The xpi/handlers directory has a short piece of JavaScript code for each website it knows how to snoop. For instance, for Flickr:

// Authors:
//   Ian Gallagher 
register({
  name: 'Flickr',
  url: 'http://www.flickr.com/me',
  domains: [ 'flickr.com' ],
  sessionCookieNames: [ 'cookie_session' ],

  identifyUser: function () {
    var resp = this.httpGet(this.siteUrl);
    var path = resp.request.channel.URI.path;
    this.userName = path.split('/')[2];
    this.userAvatar = resp.body.querySelector('.Buddy img').src;
  }
});
This code gives the name of the website (Flickr), the URL to access, the domain of the website, and the name of the session cookie. The session cookie is the target of the attack, so this is a key line. Next is a four line function that is used to fetch the user's name and avatar (i.e. picture) from the website once the cookie is obtained.

Firesheep currently has handlers for about 25 different websites.
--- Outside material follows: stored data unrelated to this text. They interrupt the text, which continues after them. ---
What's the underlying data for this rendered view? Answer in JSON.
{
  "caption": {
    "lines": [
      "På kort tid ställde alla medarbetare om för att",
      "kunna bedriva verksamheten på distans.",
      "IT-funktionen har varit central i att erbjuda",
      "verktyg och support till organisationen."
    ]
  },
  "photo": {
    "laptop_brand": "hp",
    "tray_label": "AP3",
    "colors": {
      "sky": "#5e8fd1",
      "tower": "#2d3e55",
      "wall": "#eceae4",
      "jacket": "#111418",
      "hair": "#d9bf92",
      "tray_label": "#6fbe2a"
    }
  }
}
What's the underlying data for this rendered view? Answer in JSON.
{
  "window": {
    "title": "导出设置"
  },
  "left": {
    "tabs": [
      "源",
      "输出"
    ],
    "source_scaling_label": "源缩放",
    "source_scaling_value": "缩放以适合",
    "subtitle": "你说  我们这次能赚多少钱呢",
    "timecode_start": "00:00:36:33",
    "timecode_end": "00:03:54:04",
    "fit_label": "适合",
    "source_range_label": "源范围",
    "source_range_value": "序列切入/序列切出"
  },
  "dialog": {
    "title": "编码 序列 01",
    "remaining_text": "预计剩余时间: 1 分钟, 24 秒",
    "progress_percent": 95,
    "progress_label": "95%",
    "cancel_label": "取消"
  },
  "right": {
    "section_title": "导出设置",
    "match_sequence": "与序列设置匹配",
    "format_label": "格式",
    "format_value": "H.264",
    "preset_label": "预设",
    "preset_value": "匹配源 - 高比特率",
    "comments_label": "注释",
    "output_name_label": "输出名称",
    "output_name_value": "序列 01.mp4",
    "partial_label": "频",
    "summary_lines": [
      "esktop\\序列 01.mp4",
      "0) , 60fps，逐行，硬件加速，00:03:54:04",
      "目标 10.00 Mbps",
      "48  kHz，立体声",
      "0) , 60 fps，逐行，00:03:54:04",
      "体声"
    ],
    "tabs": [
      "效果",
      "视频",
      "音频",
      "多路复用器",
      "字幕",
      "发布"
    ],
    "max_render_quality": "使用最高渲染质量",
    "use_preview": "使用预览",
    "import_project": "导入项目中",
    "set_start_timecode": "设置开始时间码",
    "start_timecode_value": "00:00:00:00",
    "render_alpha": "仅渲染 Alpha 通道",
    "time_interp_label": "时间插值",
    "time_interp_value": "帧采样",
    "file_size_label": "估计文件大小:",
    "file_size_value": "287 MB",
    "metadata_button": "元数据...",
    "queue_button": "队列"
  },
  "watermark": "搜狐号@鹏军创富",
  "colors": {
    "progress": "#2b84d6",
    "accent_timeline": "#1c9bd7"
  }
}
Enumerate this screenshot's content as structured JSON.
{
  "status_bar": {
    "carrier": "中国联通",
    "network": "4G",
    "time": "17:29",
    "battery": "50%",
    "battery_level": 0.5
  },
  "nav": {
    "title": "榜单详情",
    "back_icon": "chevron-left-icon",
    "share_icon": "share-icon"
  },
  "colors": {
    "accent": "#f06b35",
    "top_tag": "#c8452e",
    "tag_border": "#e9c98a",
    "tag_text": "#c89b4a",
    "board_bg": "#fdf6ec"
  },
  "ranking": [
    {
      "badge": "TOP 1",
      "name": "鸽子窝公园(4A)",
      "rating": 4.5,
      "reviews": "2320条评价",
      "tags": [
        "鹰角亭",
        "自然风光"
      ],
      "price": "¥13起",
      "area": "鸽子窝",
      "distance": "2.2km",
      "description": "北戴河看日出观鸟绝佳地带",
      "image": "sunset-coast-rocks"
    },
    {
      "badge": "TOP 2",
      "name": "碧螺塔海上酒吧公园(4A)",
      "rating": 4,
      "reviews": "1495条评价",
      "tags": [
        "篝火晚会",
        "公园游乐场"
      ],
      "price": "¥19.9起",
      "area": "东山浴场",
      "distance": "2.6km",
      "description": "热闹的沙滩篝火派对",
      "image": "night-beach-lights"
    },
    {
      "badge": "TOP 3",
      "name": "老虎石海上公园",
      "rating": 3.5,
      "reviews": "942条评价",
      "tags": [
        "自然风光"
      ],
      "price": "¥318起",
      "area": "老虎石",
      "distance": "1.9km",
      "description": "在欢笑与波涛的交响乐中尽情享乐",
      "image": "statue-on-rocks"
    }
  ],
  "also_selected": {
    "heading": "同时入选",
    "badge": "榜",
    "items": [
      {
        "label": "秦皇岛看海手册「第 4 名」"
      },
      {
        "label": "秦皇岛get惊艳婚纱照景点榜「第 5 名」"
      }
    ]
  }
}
By writing a short handler similar to the above, new websites can easily be hacked (if their cookie is accessible).

The visible part of the extension that appears in the browser is in firesheep/xpi/chrome. The most interesting parts are in the content subdirectory. ff-sidebar.js implements the actual sidebar and displays accounts as they are sniffed.

The "meat" of the JavaScript plugin is in firesheep/xpi/modules. Firesheep.js implements the high-level operations such as startCapture() and stopCapture(). FiresheepSession.js is the glue between the plugin and the firesheep-backend binary that does the actual packet collection. Finally FiresheepWorker.js does the work of reading the packet summary from firesheep-backend (via JSON) and processing it by checking the appropriate website-specific handler and seeing if the desired cookie is present.

Finally, how do the pieces all get put together into the add-on that you can download? Firefox extensions are explained on the developer website. The install.rdf file (in firesheep/xpi) gives the Firefox browser the main information about the extension.

Well, that summarizes how the Firesheep plugin works based on my analysis of the code. Hopefully this will help you realize the risk of using unsecured Wi-Fi networks!